Small IVF update. Before I start, I found an amazing ornament this weekend that Mr Barren wouldn’t let me buy. It would have gone totally perfect with this menagerie stoneware ringbox squirrel (chip on the acorn lid, none returnable, non refundable) that I saw in the sale last year (yours – or could have been mine – for £196, was £120):
This Secret Squirrel Acorn was a STEAL by comparison at £2.45. That’s the same price as a skinny decaf latte from Costa! It’s a practical and decorative piece for any garden or home! In its defence, it looked a little less like a wooden hand grenade in the shop.
Apart from not adding to my already none existent collection of squirrel ornaments, I have been injecting 450iu of Meronial since Friday and popping letrozole. I start cetrotide tomorrow and I have a scan on Friday.
The last time I actually got to start stims was so long ago I’ve pretty much forgotten how I felt. It has disappeared into the blurry mists of time. That, or all the alcohol I consumed after the miscarriage eroded my brain cells. I guess I could just look back in my blog and you know, find out. Knowing me I probably just wrote a long post about a dog driving a car and forgot to mention any side effects anyway.
This time I feel sick. Very sick. It is interfering with the egg-enhancing diet plan I devised for myself. I have a constant headache that just will. not. go. away. I have actually had a headache now since down regulation started in November, interspersed with some rather violent migraines. Nice! This new headache I have to say surpasses the down regulation headache, but falls someway short of a full blown migraine.
I have some pretty sharp pains in the ovaries . Probably no surprise given what is (should be) going on in there. I’m having a wobble that the 3-4 big follicles I had last month have just turned into cysts that are gobbling up all my drugs and stopping any follicles from growing. I’m also a bit confused how short protocol cycles work since it’s day 5 of stims today and my period is still plodding along with no signs of stopping. Surely I will have no lining to speak of at my first scan on Friday?! I’m also worried the follicles will be growing too quickly, or that I’ll just be growing one gigantic follicle. I’m trying to remind myself that last time I had 225iu and my response was entirely shit.
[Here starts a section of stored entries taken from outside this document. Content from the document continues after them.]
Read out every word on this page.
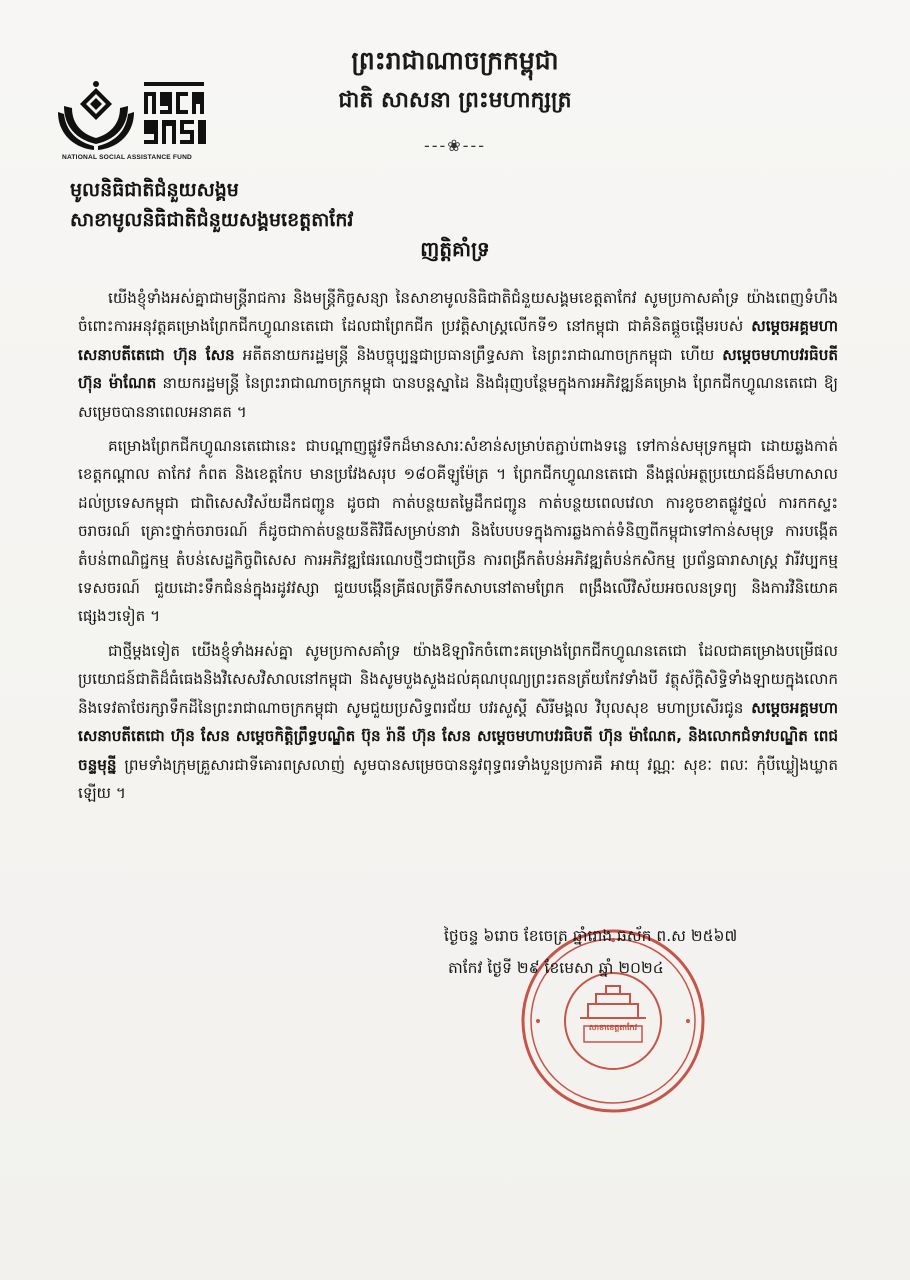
ព្រះរាជាណាចក្រកម្ពុជា
ជាតិ សាសនា ព្រះមហាក្សត្រ
---❀---
NATIONAL SOCIAL ASSISTANCE FUND
មូលនិធិជាតិជំនួយសង្គម
សាខាមូលនិធិជាតិជំនួយសង្គមខេត្តតាកែវ
ញត្តិគាំទ្រ

យើងខ្ញុំទាំងអស់គ្នាជាមន្ត្រីរាជការ និងមន្ត្រីកិច្ចសន្យា នៃសាខាមូលនិធិជាតិជំនួយសង្គមខេត្តតាកែវ សូមប្រកាសគាំទ្រ យ៉ាងពេញទំហឹង ចំពោះការអនុវត្តគម្រោងព្រែកជីកហ្វូណនតេជោ ដែលជាព្រែកជីក ប្រវត្តិសាស្ត្រលើកទី១ នៅកម្ពុជា ជាគំនិតផ្តួចផ្តើមរបស់ សម្តេចអគ្គមហាសេនាបតីតេជោ ហ៊ុន សែន អតីតនាយករដ្ឋមន្ត្រី និងបច្ចុប្បន្នជាប្រធានព្រឹទ្ធសភា នៃព្រះរាជាណាចក្រកម្ពុជា ហើយ សម្តេចមហាបវរធិបតី ហ៊ុន ម៉ាណែត នាយករដ្ឋមន្ត្រី នៃព្រះរាជាណាចក្រកម្ពុជា បានបន្តស្នាដៃ និងជំរុញបន្ថែមក្នុងការអភិវឌ្ឍន៍គម្រោង ព្រែកជីកហ្វូណនតេជោ ឱ្យសម្រេចបាននាពេលអនាគត ។

គម្រោងព្រែកជីកហ្វូណនតេជោនេះ ជាបណ្តាញផ្លូវទឹកដ៏មានសារៈសំខាន់សម្រាប់តភ្ជាប់ពាងទន្លេ ទៅកាន់សមុទ្រកម្ពុជា ដោយឆ្លងកាត់ខេត្តកណ្តាល តាកែវ កំពត និងខេត្តកែប មានប្រវែងសរុប ១៨០គីឡូម៉ែត្រ ។ ព្រែកជីកហ្វូណនតេជោ នឹងផ្តល់អត្ថប្រយោជន៍ដ៏មហាសាលដល់ប្រទេសកម្ពុជា ជាពិសេសវិស័យដឹកជញ្ជូន ដូចជា កាត់បន្ថយតម្លៃដឹកជញ្ជូន កាត់បន្ថយពេលវេលា ការខូចខាតផ្លូវថ្នល់ ការកកស្ទះចរាចរណ៍ គ្រោះថ្នាក់ចរាចរណ៍ ក៏ដូចជាកាត់បន្ថយនីតិវិធីសម្រាប់នាវា និងបែបបទក្នុងការឆ្លងកាត់ទំនិញពីកម្ពុជាទៅកាន់សមុទ្រ ការបង្កើតតំបន់ពាណិជ្ជកម្ម តំបន់សេដ្ឋកិច្ចពិសេស ការអភិវឌ្ឍផែរណេបថ្មីៗជាច្រើន ការពង្រីកតំបន់អភិវឌ្ឍតំបន់កសិកម្ម ប្រព័ន្ធធារាសាស្ត្រ វារីវប្បកម្ម ទេសចរណ៍ ជួយដោះទឹកជំនន់ក្នុងរដូវវស្សា ជួយបង្កើនគ្រីផលត្រីទឹកសាបនៅតាមព្រែក ពង្រឹងលើវិស័យអចលនទ្រព្យ និងការវិនិយោគផ្សេងៗទៀត ។

ជាថ្មីម្តងទៀត យើងខ្ញុំទាំងអស់គ្នា សូមប្រកាសគាំទ្រ យ៉ាងឱឡារិកចំពោះគម្រោងព្រែកជីកហ្វូណនតេជោ ដែលជាគម្រោងបម្រើផលប្រយោជន៍ជាតិដ៏ធំធេងនិងវិសេសវិសាលនៅកម្ពុជា និងសូមបួងសួងដល់គុណបុណ្យព្រះរតនត្រ័យកែវទាំងបី វត្ថុស័ក្តិសិទ្ធិទាំងឡាយក្នុងលោក និងទេវតាថែរក្សាទឹកដីនៃព្រះរាជាណាចក្រកម្ពុជា សូមជួយប្រសិទ្ធពរជ័យ បវរសួស្តី សិរីមង្គល វិបុលសុខ មហាប្រសើរជូន សម្តេចអគ្គមហាសេនាបតីតេជោ ហ៊ុន សែន សម្តេចកិត្តិព្រឹទ្ធបណ្ឌិត ប៊ុន រ៉ានី ហ៊ុន សែន សម្តេចមហាបវរធិបតី ហ៊ុន ម៉ាណែត, និងលោកជំទាវបណ្ឌិត ពេជ ចន្ទមុន្នី ព្រមទាំងក្រុមគ្រួសារជាទីគោរពស្រលាញ់ សូមបានសម្រេចបាននូវពុទ្ធពរទាំងបួនប្រការគឺ អាយុ វណ្ណៈ សុខៈ ពលៈ កុំបីឃ្លៀងឃ្លាតឡើយ ។

សាខាខេត្តតាកែវ
ថ្ងៃចន្ទ ៦រោច ខែចេត្រ ឆ្នាំរោង ឆស័ក ព.ស ២៥៦៧
តាកែវ ថ្ងៃទី ២៩ ខែមេសា ឆ្នាំ ២០២៤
I know I shouldn’t waste energy worrying about what can go wrong, but I’ve had so many set backs and so much go wrong with my cycles over the last year I can’t help it. Things like, “that only happens 1% of the time”, “we only see that in 1 person every 2-3 months”, “once you see a heartbeat the chances of miscarriage reduce significantly” do NOT put my mind at rest. I’ve been that 1%, I’ve been that 1 person, I’ve had that miscarriage. I’ve been on the wrong side of the statistics more times than I can remember, even when the odds were stacked in my favour.
Incidentally, I wonder if I am freakishly unlucky, or whether I have magical powers. Evidence: in my second year at university I worried that I would be given the wrong exam paper for one particular module. I worried about this like MAD, mainly because I was (for once) actually very, very prepared for this particular exam. I voiced this worry with my boyfriend (now husband) who told me I was mental. I turned up, sat down and turned over the paper. It was the Masters exam (in case this makes no sense in your country, this is a 4th year post-grad exam, not a second year undergraduate one).
Enough complaining. At least I am here. I’ve started.